Response: The Fund has revised the disclosure set forth in the above-referenced letter to shareholders in response to the Staff’s comment. In addition, the Fund advises the Staff on a supplemental basis that it now anticipates implementing the Adviser Transition as of the date of the shareholders meeting, assuming the new management agreement is approved.
4. Comment: We note the reference in the letter to shareholders included in the Proxy Materials to the fact that the Fund has cash holdings of in excess of $76.3 Million, representing approximately 12.7% of the portfolio, and may hold up to 30% of the Fund’s portfolio in cash and cash equivalents prior to consummation of the Adviser Transition. Please advise us on a supplement basis whether such large holdings of cash is permissible under the Fund’s investment strategy.
Response: The Fund advises the Staff on a supplemental basis that the present and expected holdings of cash and cash equivalents prior to consummation of the Adviser Transition are not in violation of any of the Fund’s fundamental investment policies or restrictions, and are not prohibited by the Fund’s present investment strategy.
5. Comment: Please add a period at the end of the last sentence of Question 4 under the heading “General Information About the Special Meeting and Voting.”
Response: The Fund has revised the above-referenced language in response to the Staff’s comment.
6. Comment: In Question 7 under the heading “General Information About the Special Meeting and Voting”, please add disclosure similar to that requested in Comment No. 3 above.
Response: The Fund has revised the above-referenced section of the Proxy Materials in response to the Staff’s comment.
7. Comment: In Question 9 under the heading “General Information About the Special Meeting and Voting”, please revised the disclosure to reference “the new ticker symbol” rather than just “the symbol”.
Response: The Fund has revised the above-referenced disclosure in response to the Staff’s comment.
8. Comment: Under the sub-heading entitled “Vote Required – Additional Solicitation”, please add the word “of” before “the New Management Agreement.” In addition, please provide disclosure regarding how votes will be counted in connection with any voting to adjourn the meeting, explain the mechanics of such vote to adjourn and under what authority such a vote would be taken.

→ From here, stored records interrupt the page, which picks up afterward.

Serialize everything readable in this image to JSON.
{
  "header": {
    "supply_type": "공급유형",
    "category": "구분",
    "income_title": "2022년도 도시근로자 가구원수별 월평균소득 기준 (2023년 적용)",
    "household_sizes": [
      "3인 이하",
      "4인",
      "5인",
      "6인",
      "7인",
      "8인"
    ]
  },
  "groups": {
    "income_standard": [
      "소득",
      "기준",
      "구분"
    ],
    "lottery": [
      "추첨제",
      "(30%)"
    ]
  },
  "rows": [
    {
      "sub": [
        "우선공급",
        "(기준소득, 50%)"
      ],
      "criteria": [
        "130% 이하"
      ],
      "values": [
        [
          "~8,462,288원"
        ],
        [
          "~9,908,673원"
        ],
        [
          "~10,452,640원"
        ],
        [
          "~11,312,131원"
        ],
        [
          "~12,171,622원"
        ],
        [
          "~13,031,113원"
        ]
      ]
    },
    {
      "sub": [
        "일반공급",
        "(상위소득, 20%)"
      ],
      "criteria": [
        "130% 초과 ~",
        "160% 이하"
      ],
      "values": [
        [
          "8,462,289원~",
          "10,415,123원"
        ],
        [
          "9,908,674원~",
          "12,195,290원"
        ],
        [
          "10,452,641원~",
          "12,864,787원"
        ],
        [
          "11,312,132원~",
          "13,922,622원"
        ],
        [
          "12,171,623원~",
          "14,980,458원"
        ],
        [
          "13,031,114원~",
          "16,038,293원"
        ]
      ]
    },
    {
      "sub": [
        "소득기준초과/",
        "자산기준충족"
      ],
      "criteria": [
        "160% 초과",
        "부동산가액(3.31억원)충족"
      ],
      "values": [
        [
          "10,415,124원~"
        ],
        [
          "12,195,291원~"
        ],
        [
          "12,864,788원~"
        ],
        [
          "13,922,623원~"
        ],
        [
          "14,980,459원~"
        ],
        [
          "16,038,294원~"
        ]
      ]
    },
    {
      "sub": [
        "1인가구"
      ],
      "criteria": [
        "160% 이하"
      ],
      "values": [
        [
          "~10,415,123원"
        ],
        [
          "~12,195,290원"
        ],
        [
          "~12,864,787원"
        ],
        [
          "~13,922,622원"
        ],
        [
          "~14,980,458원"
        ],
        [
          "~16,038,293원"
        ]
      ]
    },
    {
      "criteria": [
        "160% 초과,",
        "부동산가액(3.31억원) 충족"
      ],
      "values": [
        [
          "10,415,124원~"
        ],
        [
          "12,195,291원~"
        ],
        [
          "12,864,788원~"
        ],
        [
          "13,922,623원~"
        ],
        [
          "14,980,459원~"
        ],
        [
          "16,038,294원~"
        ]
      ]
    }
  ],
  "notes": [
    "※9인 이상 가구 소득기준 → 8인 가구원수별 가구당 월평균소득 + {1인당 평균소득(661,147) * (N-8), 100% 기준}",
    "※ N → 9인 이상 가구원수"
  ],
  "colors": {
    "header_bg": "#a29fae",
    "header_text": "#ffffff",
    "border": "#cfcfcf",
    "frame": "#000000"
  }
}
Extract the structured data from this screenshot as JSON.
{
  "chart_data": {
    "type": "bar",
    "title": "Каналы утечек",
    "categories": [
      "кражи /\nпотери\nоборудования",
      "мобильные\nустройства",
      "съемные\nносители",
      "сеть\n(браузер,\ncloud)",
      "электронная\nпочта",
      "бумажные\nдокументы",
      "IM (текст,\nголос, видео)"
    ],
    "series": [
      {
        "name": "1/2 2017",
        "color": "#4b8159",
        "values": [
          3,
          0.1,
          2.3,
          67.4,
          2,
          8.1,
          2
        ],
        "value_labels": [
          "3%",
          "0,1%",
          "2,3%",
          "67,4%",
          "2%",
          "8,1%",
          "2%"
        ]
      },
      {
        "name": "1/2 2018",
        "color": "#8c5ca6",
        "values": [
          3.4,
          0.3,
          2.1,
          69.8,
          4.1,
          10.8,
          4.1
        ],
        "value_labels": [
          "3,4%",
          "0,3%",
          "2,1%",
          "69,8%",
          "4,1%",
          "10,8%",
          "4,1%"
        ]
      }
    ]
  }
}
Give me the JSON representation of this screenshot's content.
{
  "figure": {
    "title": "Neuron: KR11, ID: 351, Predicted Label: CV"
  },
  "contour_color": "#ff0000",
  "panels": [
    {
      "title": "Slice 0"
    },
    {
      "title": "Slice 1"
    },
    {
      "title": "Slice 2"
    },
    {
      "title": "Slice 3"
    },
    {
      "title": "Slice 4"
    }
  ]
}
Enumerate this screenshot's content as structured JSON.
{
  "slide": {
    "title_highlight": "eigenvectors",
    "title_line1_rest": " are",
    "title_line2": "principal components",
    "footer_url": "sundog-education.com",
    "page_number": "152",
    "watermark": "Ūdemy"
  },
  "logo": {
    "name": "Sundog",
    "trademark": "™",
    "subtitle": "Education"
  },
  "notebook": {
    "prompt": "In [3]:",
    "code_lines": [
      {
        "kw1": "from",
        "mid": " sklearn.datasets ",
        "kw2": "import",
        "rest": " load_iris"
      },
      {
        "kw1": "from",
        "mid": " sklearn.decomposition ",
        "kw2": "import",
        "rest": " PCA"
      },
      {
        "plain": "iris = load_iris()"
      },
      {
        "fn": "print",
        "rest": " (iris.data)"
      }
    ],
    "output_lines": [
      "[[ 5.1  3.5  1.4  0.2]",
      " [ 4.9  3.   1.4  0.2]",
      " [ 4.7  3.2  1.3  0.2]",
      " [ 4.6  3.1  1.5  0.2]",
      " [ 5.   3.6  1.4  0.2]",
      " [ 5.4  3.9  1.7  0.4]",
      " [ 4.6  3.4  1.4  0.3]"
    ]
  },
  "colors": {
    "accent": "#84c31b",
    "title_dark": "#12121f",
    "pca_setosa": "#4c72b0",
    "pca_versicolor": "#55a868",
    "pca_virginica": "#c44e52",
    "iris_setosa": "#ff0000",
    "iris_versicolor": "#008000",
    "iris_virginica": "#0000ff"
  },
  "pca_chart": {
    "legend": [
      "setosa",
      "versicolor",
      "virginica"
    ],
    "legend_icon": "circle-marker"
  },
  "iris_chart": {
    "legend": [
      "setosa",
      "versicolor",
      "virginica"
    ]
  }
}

Response: The Fund has revised the above-referenced disclosure in response to the Staff’s comment. In addition, the Fund advises the Staff on a supplemental basis that it has included a specific line item in its proxy for shareholders to indicate their vote with respect to any proposed adjournment of the meeting, rather than relying on the general authority granted by delivery of a proxy by a shareholder entitled to vote at the meeting. As a result, shareholders may elect to withhold authority for voting in favor of any adjournment to solicit additional votes.
9. Comment: We note that under “Background” section included in Proposal 1, the existing expense limitation agreement appears to include a recoupment feature. Please confirm that the right to recoupment under the existing expense limitation agreement will not survive termination of the current investment management agreement, or explain why such recoupment would be permissible after termination of the current investment management agreement.
Response: The Fund confirms that the recoupment feature included in the current expense limitation agreement only applies while the Fund’s existing investment managers agreement remains in place. Once the Fund’s current investment management agreement terminates, the existing expense limitation agreement (including the recoupment feature) will similarly terminate.